Le plastique est partout, pas seulement chez nous. Les sacs et les bouteilles en plastique polluent l’environnement, y compris les océans. Tout récemment, un chercheur a découvert un sac en plastique dans la fosse des Mariannes à une profondeur de près de 11 000 mètres. Et de minuscules particules microplastiques se trouvent dans l’air que nous respirons, dans l’eau que nous buvons et dans ce que nous mangeons. 

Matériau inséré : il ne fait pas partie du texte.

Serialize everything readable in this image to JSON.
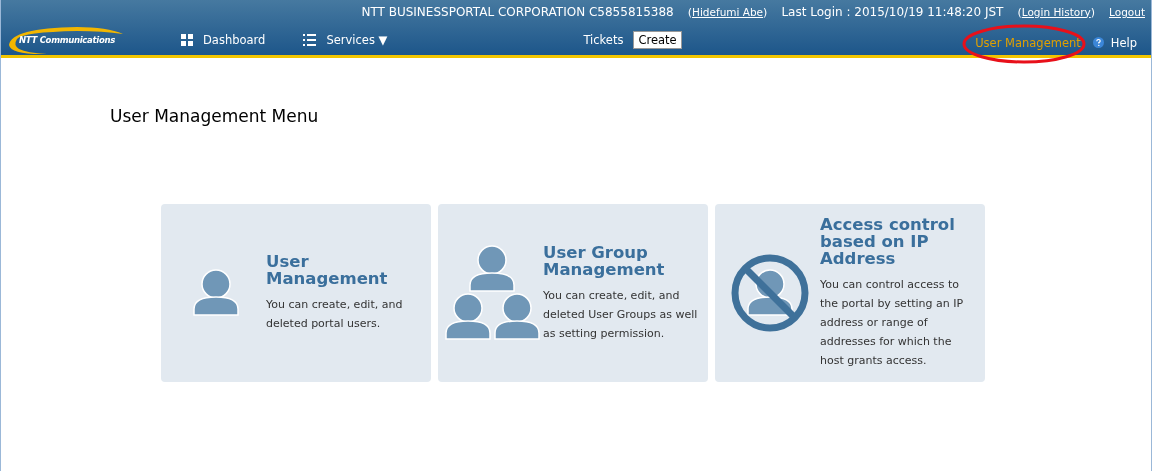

Selon les dernières informations, chacun de nous, que cela nous plaise ou non, mangerait cinq grammes de plastique par semaine. C’est le poids d’une carte de crédit. Récemment, des microplastiques ont même été détectés dans les glaces polaires de l’Arctique et de l’Antarctique.

En quête de solutions

Dans la lutte contre les déchets plastiques, les scientifiques du monde entier recherchent des solutions aussi légères et résistantes que les plastiques classiques, mais biodégradables et écologiques. À l’Institut de chimie physique de l’Académie polonaise des sciences, une équipe de chercheurs dirigés par le professeur Juan Carlos Colmenares ont maintenant réussi à produire de l’hydroxyméthylfurfural (HMF) à partir de déchets de production alimentaire.

Voici une vidéo en anglais montrant ces recherches :

Les plastiques pétroliers actuels contiennent des phtalates et d’autres plastifiants, tels que des mélanges de composés organiques et même inorganiques, qui ne sont pas dégradés par des bactéries ou des champignons. C’est pourquoi ils restent dans les forêts et les mers pendant si longtemps. Les plastiques à base de DFF contiennent du sucre furane, et ce qui provient de la nature est plus facilement accepté par la nature.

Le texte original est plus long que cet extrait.